She begins with creation noting the pattern of the first three days that established domains and the second three that filled them with their residents. She explores biblical cosmology and the idea that creation is God’s cosmic temple. Humans, who rule under the divine King follow his pattern in work of six days working and sabbath. Humans then are God’s embodied, royal family representing God and exercising responsible rulership stewarding the creation. All humans, regardless of sex are the image of God. What Imes establishes in these chapters is the integral relationship between our embodied life as God’s image and our engagement with God’s creation of the earth. Our work is how we participate in this rule. It doesn’t define us but brings satisfaction.

What was lost in the fall was not the imago dei but rather rebellion, distrust, and fear replaced love and trust in our relationship with God, and this affected both our human relationships and that with the creation, which was marked by thorns and thistles and toilsome work. The endurance of the imago dei means that all must be treated with dignity. The rebellion was costly and eventuated in violence beginning with Cain. It led to the flood, an act of un-creation to afford a chance for a fresh start (Imes includes a wonderful chart of the chiasm of the flood account that centers in God’s remembrance of Noah). God continued to resist the violence of militaristic power at Babel, that prevented nations and cultures from flourish and filling the earth.

Before moving to Christ’s fulfillment of our failed call and restorative work, Imes explores what it means to live wisely and well in a fallen world. It means heeding the wisdom of the Word and the world. She particularly explores living well as sexual creatures and trenchantly points the way to sexual fulfillment, and in a sidebar article, explores the pervasive and problematic character of pornography. Looking at Ecclesiastes and Job, she explores living with joy amid the fleeting character of our lives and what it is to trust God when we feel we are unfairly suffering.

Jesus is the image of the invisible God, revealing what it means not only to be true God but truly human in bodily form. Although male, he honors women in being born of Mary, and able to represent all humanity. He participates in every aspect of human culture, often prophetically and restoratively, ultimately dying, taking on himself the consequences of our rebellion. In his bodily resurrection, he affirms God’s ongoing purposes for embodied humans. Imes proposes that the scars of the risen Lord point to their being continuity in our resurrected bodies while our mortality points toward the restoration of all things. Meanwhile, Jesus ascended empowers his people to carry on and multiply his work, even as we learn from him what it means to be in his image.

One manifestation of that work is the healing of human relationships in the beloved community of God’s people, undivided by gender, race, or any other factor that divides humans. Jesus intent is that we work this out in physical presence, not in some virtual or ideal world. All this anticipates the return of Jesus. Imes challenges views of the rapture in a sidebar and the idea of God’s people being removed from an earth that will be burned up. She argues from study of the passages that “the taken” are those taken in judgment, that the fire cleanses, and that Jesus will rule a renewed creation in which the bodily resurrected rule with him, fulfilling their calling as people ruling in his image, restoring creation.
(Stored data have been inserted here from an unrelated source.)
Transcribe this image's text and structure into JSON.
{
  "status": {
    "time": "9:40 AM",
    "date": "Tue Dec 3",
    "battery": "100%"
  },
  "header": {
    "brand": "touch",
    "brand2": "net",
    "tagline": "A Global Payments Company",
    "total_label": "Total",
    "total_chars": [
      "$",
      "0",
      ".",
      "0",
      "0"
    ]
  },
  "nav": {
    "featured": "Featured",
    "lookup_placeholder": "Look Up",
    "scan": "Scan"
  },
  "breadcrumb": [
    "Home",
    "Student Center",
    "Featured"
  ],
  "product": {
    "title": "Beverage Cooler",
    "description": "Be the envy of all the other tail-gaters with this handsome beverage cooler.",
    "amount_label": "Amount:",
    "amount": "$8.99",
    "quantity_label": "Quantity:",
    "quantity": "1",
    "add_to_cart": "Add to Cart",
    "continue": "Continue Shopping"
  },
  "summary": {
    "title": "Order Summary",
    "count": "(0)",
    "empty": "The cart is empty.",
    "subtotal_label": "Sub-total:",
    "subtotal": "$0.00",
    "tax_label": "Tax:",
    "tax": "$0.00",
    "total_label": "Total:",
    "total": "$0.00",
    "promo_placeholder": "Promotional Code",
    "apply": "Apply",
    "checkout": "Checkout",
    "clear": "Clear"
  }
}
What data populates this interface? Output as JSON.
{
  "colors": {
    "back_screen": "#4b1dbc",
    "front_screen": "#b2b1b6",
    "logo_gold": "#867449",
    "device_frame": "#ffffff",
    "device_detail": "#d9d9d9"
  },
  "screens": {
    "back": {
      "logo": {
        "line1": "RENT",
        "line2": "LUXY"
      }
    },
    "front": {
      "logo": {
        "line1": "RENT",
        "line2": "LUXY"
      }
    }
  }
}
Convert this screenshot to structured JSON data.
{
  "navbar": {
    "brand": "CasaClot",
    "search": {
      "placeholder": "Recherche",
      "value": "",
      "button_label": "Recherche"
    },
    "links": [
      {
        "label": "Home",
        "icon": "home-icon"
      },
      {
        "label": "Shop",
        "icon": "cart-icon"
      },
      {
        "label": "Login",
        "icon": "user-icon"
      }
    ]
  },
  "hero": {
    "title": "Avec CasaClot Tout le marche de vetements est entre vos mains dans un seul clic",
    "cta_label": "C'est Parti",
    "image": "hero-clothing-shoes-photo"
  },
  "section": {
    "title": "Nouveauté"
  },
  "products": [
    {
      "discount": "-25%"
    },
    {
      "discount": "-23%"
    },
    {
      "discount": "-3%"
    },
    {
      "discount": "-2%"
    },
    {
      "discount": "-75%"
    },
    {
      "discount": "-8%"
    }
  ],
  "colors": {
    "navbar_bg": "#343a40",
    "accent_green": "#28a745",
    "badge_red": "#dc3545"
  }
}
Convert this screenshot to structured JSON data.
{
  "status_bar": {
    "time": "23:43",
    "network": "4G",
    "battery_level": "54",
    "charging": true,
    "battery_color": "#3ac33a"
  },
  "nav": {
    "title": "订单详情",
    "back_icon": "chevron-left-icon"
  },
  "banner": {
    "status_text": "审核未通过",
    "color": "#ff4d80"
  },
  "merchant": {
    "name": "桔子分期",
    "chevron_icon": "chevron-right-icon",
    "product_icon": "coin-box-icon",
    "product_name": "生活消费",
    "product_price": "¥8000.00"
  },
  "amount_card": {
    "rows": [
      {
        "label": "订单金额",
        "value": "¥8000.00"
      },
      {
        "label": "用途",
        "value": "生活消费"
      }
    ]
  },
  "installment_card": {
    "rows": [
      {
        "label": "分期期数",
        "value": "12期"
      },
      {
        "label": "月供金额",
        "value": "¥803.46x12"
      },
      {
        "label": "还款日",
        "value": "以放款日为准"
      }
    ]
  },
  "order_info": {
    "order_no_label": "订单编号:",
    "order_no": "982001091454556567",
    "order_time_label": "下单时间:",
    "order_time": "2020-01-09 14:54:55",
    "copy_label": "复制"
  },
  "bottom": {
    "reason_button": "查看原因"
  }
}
The book includes a number of informative sidebars, for example comparing the creation accounts to other ancient accounts. Each chapter includes summaries and further resources including QR code links to further resources from the Bible Project as well as other written resources. For group study, a discussion guide is offered.

Imes makes a powerful statement for our embodied lives and work both now and in the new creation as the imago dei. She also speaks compellingly that the imago dei, in creation and redemption transcends all distinctions between human beings. The book complements her earlier Bearing God’s Name, on our calling, in addressing our identity as an embodied royal family representing our great King as we rule over and care for his creation–forever.


Disclosure of Material Connection: I received a complimentary review copy of this book from the publisher.
… (lisätietoja)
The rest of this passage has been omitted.